La loi du 11 Juillet 1975 a élargi les cas dans lesquels le divorce peut être demandé. Elle a instauré le
divorce par consentement mutuel. Cette loi s’applique aux époux mariés après l’entrée en vigueur des
dispositions qu’elle contient. Cependant est-elle applicable aux époux qui se sont mariés avant l’entrée en
vigueur, ou doit-on considérer que ces personnes sont encore soumises à loi qui était en vigueur le jour de
leur mariage ?

Ainsi l’article 2 du code civil pose le principe de non rétroactivité de la loi nouvelle, tout en persistant que
celle-ci ne dispose que pour l’avenir. Cet article - qui n’a absolument aucune modification depuis son
entrée en vigueur en 1804 – appartient au titre préliminaire relatif à la publication, aux effets et à
l’application des lois en général. Cette loi est divisée en deux propositions distinctes, séparées l’une de
l’autre par un point virgule. La construction de cette règle de droit nous amènera à étudier les deux
dispositions selon un plan linéaire.

Depuis un certain nombre d’années les lois se succèdent à un rythme soutenu : c’est le phénomène de
l’inflation législative. Cette inflation pose des problèmes aux citoyens et aux juges chargés de faire
respecter la loi. Puisqu’une nouvelle loi est censée abroger une loi ancienne, soit par une décision
expresse du législateur, soit par une opposition entre les dispositions contenues dans chacune des deux
lois ; il semblerait qu’elles ne pourraient jamais entrer en concurrence ce qui revient à dire qu’un conflit
entre deux lois successives semble inconcevable. Cependant, de tels conflits sont fréquents, et
l’imprécision qui frappe l’article 2 du code civil n’a pour effet que de renforcer ces conflits de lois dans
le temps.

Ce constat nous amène à nous poser la question suivante : La loi nouvelle peut-elle régir les dispositions
nouvelles sous l’empire d’une loi ancienne ? De façon logique, nous étudierons dans un premier temps
l’application immédiate de la loi nouvelle dans le temps, puis en second lieu, nous analyserons le principe
de rétroactivité contenu dans l’article 2 du code civil.

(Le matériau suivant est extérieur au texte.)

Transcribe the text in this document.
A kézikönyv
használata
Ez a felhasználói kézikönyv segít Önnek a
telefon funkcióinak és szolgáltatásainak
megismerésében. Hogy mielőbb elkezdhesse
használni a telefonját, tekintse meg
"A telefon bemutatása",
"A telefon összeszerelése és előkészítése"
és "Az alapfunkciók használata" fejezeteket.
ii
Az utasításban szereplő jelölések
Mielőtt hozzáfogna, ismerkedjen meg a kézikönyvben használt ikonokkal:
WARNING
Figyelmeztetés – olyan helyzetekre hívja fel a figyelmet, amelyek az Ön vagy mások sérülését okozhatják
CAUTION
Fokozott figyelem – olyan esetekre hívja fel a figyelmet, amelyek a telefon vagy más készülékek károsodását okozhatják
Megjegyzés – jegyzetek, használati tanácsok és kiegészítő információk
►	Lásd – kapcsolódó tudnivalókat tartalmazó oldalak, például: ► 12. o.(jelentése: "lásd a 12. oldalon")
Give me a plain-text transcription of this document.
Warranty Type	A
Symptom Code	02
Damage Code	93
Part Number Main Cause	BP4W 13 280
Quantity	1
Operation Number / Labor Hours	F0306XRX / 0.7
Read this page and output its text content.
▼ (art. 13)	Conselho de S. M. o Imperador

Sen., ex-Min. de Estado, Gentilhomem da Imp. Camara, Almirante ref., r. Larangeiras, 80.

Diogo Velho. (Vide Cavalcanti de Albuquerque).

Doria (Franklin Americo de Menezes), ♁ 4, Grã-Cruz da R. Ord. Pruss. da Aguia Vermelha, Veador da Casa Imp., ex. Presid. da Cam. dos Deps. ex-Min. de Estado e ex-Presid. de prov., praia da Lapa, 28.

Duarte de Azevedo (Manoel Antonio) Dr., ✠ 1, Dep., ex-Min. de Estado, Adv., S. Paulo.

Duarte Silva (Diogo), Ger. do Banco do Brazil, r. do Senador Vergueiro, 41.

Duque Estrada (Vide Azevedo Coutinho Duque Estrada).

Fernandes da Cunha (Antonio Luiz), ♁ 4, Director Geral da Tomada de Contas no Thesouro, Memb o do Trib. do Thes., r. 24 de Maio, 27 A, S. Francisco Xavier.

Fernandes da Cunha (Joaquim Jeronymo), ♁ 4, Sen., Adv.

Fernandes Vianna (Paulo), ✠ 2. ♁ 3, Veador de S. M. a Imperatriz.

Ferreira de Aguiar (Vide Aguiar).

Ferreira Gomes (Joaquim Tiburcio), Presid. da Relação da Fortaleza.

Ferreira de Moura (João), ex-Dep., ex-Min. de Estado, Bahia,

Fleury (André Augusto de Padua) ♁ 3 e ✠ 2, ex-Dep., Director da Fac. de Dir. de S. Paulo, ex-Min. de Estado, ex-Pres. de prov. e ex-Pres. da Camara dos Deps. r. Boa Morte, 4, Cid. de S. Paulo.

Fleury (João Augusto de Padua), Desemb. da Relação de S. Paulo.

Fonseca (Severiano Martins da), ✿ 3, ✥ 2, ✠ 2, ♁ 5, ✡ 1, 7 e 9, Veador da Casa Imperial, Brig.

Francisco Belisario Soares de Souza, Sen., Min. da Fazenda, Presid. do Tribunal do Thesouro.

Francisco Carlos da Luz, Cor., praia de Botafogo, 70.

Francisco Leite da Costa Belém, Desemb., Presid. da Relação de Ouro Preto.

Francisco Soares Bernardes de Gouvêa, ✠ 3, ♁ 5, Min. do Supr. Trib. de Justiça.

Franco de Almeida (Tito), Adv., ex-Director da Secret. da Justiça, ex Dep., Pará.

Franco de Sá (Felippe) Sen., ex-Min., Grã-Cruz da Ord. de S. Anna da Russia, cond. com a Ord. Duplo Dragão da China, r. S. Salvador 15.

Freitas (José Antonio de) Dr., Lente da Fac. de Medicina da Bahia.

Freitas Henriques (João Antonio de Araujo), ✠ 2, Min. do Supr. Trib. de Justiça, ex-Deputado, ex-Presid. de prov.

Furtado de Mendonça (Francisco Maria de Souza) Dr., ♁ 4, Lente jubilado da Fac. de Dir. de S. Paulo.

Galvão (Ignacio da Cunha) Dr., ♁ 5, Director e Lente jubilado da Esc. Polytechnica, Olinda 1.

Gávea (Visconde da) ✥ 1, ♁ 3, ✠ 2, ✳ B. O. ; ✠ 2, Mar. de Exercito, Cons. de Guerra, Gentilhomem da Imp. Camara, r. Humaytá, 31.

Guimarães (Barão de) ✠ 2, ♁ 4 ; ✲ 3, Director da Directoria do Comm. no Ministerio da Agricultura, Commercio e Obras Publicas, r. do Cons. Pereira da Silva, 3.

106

I -L’application Immédiate De La Loi Nouvelle

Nous étudierons dans une première sous partie la théorie de l’effet immédiat développé par le doyen
Roubier, puis dans une seconde partie, nous analyserons les exceptions.

A –La Théorie De L’effet Immédiat.

Là ou les anciens auteurs n’avaient vu qu’une redondance, le doyen Roubier va faire un nouvelle
interprétation de l’article 2 du code civil. Roubier pose en effet deux propositions et admet ainsi deux
dispositions distinctes l’une de l’autre. La seconde phrase, « elle n’a point d’effet rétroactif », expose le
principe classique de la non rétroactivité de loi. La nouveauté réside dans la première proposition de la loi
qui affirme que la loi régit l’avenir : « la loi ne dispose que pour l’avenir ». Roubier en tirera le principe
de l’application immédiate de la loi. Ainsi, il y a effet immédiat de la loi nouvelle lorsque celle-ci régit
dès son entrée en vigueur, les faits qui lui sont postérieurs ou lorsqu’il s’agit d’une situation juridique
dont les effets ne se réalisent pas instantanément, mais se prolongent dans le temps et, à plus forte raison,
après l’entrée en vigueur d’une loi nouvelle. En effet, dans les situations qui ne sont pas contractuelles, la
loi nouvelle s’applique immédiatement aux effets à venir.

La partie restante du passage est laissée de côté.